In response to the above post, Michael J. Dorff at Trans World Financial emailed me wondering if huge numbers of refis are really occurring. Michael Writes:

I think the reported numbers are suspect. There are so many applications that get turned down today it is not funny. The reasons are:

  • applicants cannot document sufficient income
  • loan to value ratios are too high
  • credit scores are not high enough

Number 2 is playing a huge role right now because all lenders have now cut the LTV by 5% in any declining area that Freddie or Fannie recognizes. This alone shuts out nearly everyone who bought in California in the last 3 yrs who did 90% financing or more.
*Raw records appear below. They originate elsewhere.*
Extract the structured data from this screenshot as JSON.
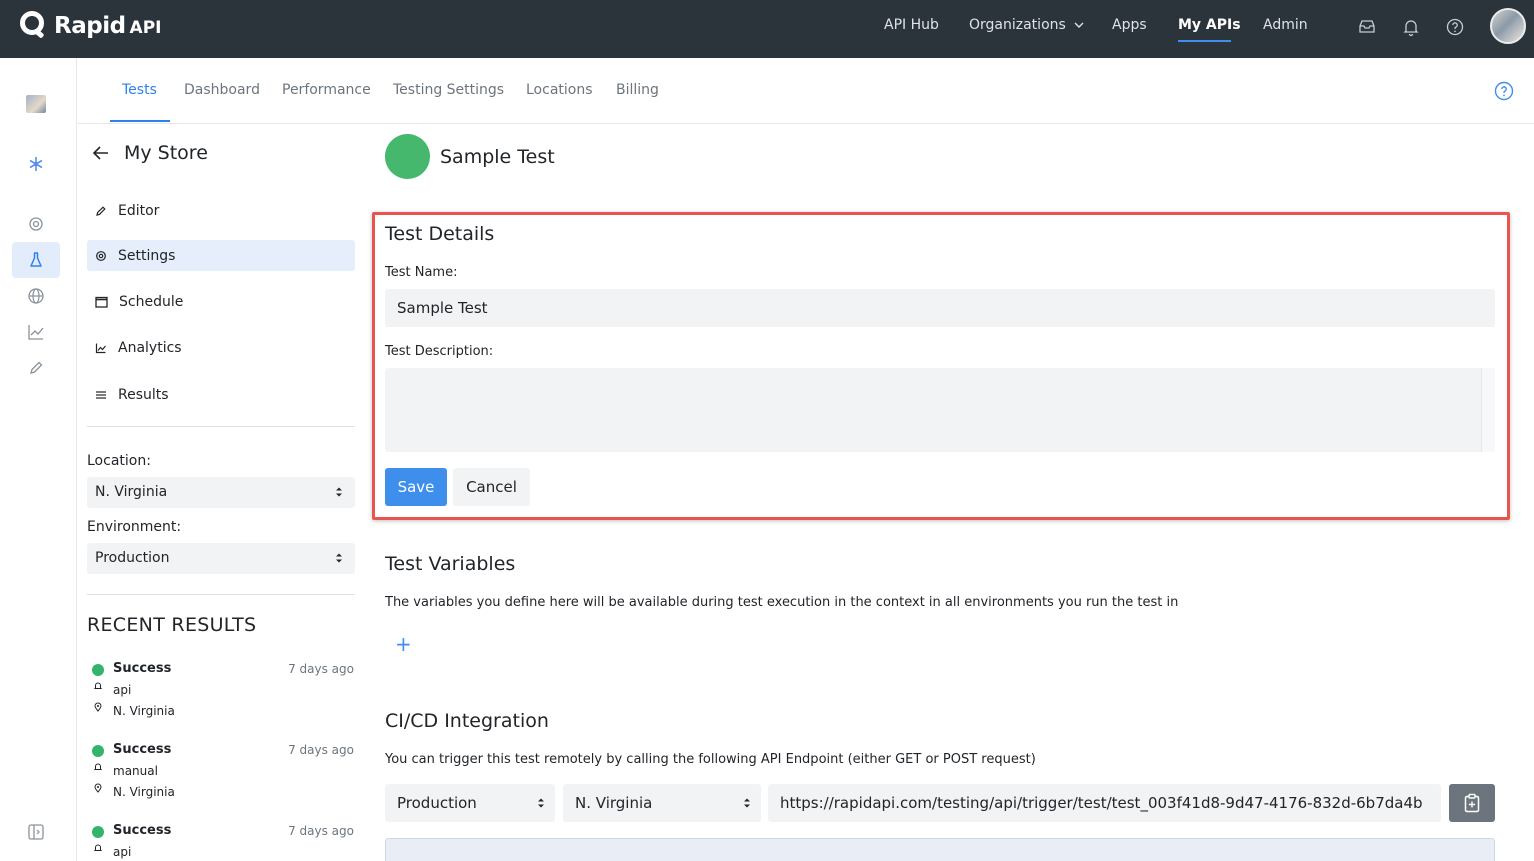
{
  "brand": {
    "name": "Rapid",
    "suffix": "API"
  },
  "topnav": {
    "items": [
      {
        "label": "API Hub"
      },
      {
        "label": "Organizations"
      },
      {
        "label": "Apps"
      },
      {
        "label": "My APIs"
      },
      {
        "label": "Admin"
      }
    ],
    "active": "My APIs"
  },
  "tabs": [
    {
      "label": "Tests"
    },
    {
      "label": "Dashboard"
    },
    {
      "label": "Performance"
    },
    {
      "label": "Testing Settings"
    },
    {
      "label": "Locations"
    },
    {
      "label": "Billing"
    }
  ],
  "sidepanel": {
    "title": "My Store",
    "menu": [
      {
        "label": "Editor",
        "icon": "pencil-icon"
      },
      {
        "label": "Settings",
        "icon": "gear-icon"
      },
      {
        "label": "Schedule",
        "icon": "calendar-icon"
      },
      {
        "label": "Analytics",
        "icon": "chart-icon"
      },
      {
        "label": "Results",
        "icon": "list-icon"
      }
    ],
    "active_menu": "Settings",
    "location_label": "Location:",
    "location_value": "N. Virginia",
    "environment_label": "Environment:",
    "environment_value": "Production",
    "recent_title": "RECENT RESULTS",
    "results": [
      {
        "status": "Success",
        "time": "7 days ago",
        "trigger": "api",
        "location": "N. Virginia"
      },
      {
        "status": "Success",
        "time": "7 days ago",
        "trigger": "manual",
        "location": "N. Virginia"
      },
      {
        "status": "Success",
        "time": "7 days ago",
        "trigger": "api"
      }
    ]
  },
  "main": {
    "test_title": "Sample Test",
    "details": {
      "title": "Test Details",
      "name_label": "Test Name:",
      "name_value": "Sample Test",
      "description_label": "Test Description:",
      "description_value": "",
      "save_label": "Save",
      "cancel_label": "Cancel"
    },
    "variables": {
      "title": "Test Variables",
      "description": "The variables you define here will be available during test execution in the context in all environments you run the test in",
      "add_label": "+"
    },
    "cicd": {
      "title": "CI/CD Integration",
      "description": "You can trigger this test remotely by calling the following API Endpoint (either GET or POST request)",
      "environment": "Production",
      "location": "N. Virginia",
      "url": "https://rapidapi.com/testing/api/trigger/test/test_003f41d8-9d47-4176-832d-6b7da4b"
    }
  },
  "colors": {
    "topbar": "#2b333b",
    "accent": "#3e8fec",
    "success": "#45b86e",
    "highlight": "#e8554e"
  }
}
Most of my clients all have rates in the low 5% range. So who is refinancing?

I attached Freddie Mac list of declining area’s for you to see. That list is changing all the time.

California will collapse hard over the next 3 to 4 yrs. All the first time home buyer areas are facing foreclosures bigger than any time in history. The high end areas are going to get killed next, especially when all the Neg Am Loans start to reset.

Michael J. Dorff
Trans World Financial

Thanks Michael. Your feedback is much appreciated.

Freddie Mac California Declining Areas

Click on chart for sharper image
Click here for declining areas file for all states.

California Summary

  • 19 distressed counties
  • 13 soft counties
  • 3 severely distressed counties

Florida Summary

  • 17 distressed counties
  • 21 soft counties

Virginia Summary

15 distressed counties
8 soft counties

California, Florida, and Virginia were the worst three states. Next on the list were Georgia, Michigan, and Ohio.

Comments From CalculatedRisk

I spoke with my friend CalculatedRisk about refis. He cautioned me about the MBA Application Index as follows: “The big problem with the number is that people are getting turned down multiple times hoping to land a better rate. Each time they apply for an application the counter goes up.

While applications may be soaring, applications are not proof that actual refis are soaring. Make a mental note that this is just another part of the Asymmetrical Unwind of the Credit Bubble.

The increasing desperation to refinance at a better rate does not imply actual success in refinancing. While some may be benefiting from the recent decline in rates, those who need it most are probably not benefiting much. Looking at the chart above, the implications are ominous for California.